Democracy’s big day

Brad Buyse

Photo By Larry Dalton

In case you haven’t been badgered enough about this, this is the most hugely important election of your lifetime. So don’t screw it up. Brad Buyse sure won’t. He’s the campaign-services manager at the Sacramento County elections division. He sat down with SN&R to put this year’s historic vote in perspective.

I hear the ballot this year is quite long.

Yes, our ballot for this election is 19 inches, double-sided. We’ve had 17-inch ballots before, but this one is just huge.

Whoa. How many people are registered to vote for this one?

Right now we’re at about 646,000 in voter registration—and it will be much more. We’re getting 2,500 to 3,000 voter-registration cards a day. A lot of youth are registering to vote. So this is going to be the biggest registration that we’ve ever had in the history of this office. It’s going to be very exciting.

We’ve already sent out 239,000 vote-by-mail ballots to all the voters who are signed up to be permanent vote-by-mail voters. So about 39 percent of our rolls are vote-by-mail voters. That’s the largest it’s ever been.

What would be a good turnout this year?

Our highest turnout, since we started keeping records in 1936, was 88.6 percent. That was the 1964 general election, which was Johnson vs. Goldwater. Last June was our lowest turnout since 1936; it was only 29 percent. That was just hideous, especially considering the cost of putting on that election.

In that election, we had to wait several days for the results of some contests, like the mayoral race. Is that a possibility this time?

Yes. We are so used to instant gratification, to “I want it and I want it now.” But people don’t understand what happens. We get 50,000 to 60,000 vote-by-mail ballots on Election Day.
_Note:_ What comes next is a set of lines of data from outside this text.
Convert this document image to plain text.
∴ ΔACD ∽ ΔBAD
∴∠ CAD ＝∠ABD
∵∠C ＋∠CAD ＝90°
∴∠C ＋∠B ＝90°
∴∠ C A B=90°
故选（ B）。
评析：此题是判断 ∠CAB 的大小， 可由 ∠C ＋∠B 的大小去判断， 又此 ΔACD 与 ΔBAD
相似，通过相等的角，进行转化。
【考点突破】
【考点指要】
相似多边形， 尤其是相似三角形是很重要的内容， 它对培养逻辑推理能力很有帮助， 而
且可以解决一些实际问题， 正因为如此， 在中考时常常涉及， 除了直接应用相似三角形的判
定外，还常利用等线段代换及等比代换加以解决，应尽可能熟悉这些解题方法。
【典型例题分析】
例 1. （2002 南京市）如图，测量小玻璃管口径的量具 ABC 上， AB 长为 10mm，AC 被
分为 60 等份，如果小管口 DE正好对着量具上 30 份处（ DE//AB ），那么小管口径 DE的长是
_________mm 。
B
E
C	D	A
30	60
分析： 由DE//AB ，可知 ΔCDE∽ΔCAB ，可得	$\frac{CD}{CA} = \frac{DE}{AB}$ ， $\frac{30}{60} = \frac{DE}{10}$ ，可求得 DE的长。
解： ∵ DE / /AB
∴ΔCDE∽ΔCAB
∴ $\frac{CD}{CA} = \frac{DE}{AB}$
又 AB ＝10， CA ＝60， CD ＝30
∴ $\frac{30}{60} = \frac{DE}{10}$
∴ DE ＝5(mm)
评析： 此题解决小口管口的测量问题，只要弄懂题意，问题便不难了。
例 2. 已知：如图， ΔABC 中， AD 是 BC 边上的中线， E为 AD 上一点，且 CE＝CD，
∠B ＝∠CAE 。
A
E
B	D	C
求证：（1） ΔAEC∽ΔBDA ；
All those vote-by-mail ballots have to be scanned in, signature-checked, visually inspected—it’s a whole process of getting the ballot ready to be scanned in. Vote-by-mail has really changed the dynamics of our elections because, in essence, we’re conducting two elections on Election Day: We’re conducting the polling-place election and we’re conducting the vote-by-mail election.

Besides all of the vote-by-mail ballots, we have all the provisional ballots. And we have write-in ballots. We’re expecting that some people are not going to be happy with their choices of Obama and McCain, and they might write other names on their ballots.

If they aren’t a qualified write-in candidate, those votes of course do not count. But if somebody writes something on their ballot, we have to pull that ballot aside and it has to be inspected by a team of two people. We think people are going to write Hillary [Clinton] on there. She was such a force; that’s something our write-in team has been talking about. And that’s going to slow us down.

I know some people like to write in Mickey Mouse sometimes. I like to write in my friend Jimmy.

Well, Mickey Mouse is never a qualified write-in candidate, because Mickey Mouse has never been in my office. But we do always have a list of qualified write-in candidates. For example, we have a couple of [Sacramento County] Superior Court judges that have been forced onto the ballot.

You mean Judge McBrien?

Judge McBrien, yes. There have already been two candidates that have shown an interest and taken out papers.

What’s the absolute latest I can wait to mail my ballot?

Don’t drop it in the mail after Friday, the 31st, because it might not get to us. It has to be in our office by 8 o’clock on Tuesday, November 4. On November 5, November 6 and November 7, we get trays and trays and trays from the post office of ballots that have been delivered too late. People think it’s like taxes: as long as it’s postmarked by April 15. Thousands of people waste their vote and waste their postage because they think they can mail it on Election Day.

What would make elections better?

Well, if I can get on my own little soapbox, before any election law is passed down at the Capitol, it would be nice if the people who were passing those laws actually worked a day at the polls.

What else?

It would be fabulous if one year we could do a countywide vote-by-mail election to see what the cost savings are, and also to see what the turnout would be. It could potentially save our county hundreds of thousands of dollars. If the governor calls for a special election next year—a statewide election is going to cost between $90 [million] and $100 million. Why not have it all be vote-by-mail, as a cost-saving measure?

This is, what, the third election this year?

Really it’s the fourth in a year, because we had one in November 2007. [That ballot included just school-district issues.] Here we are almost a year later, and none of us in this office have had any time off. Hopefully 2009 will be a little easier.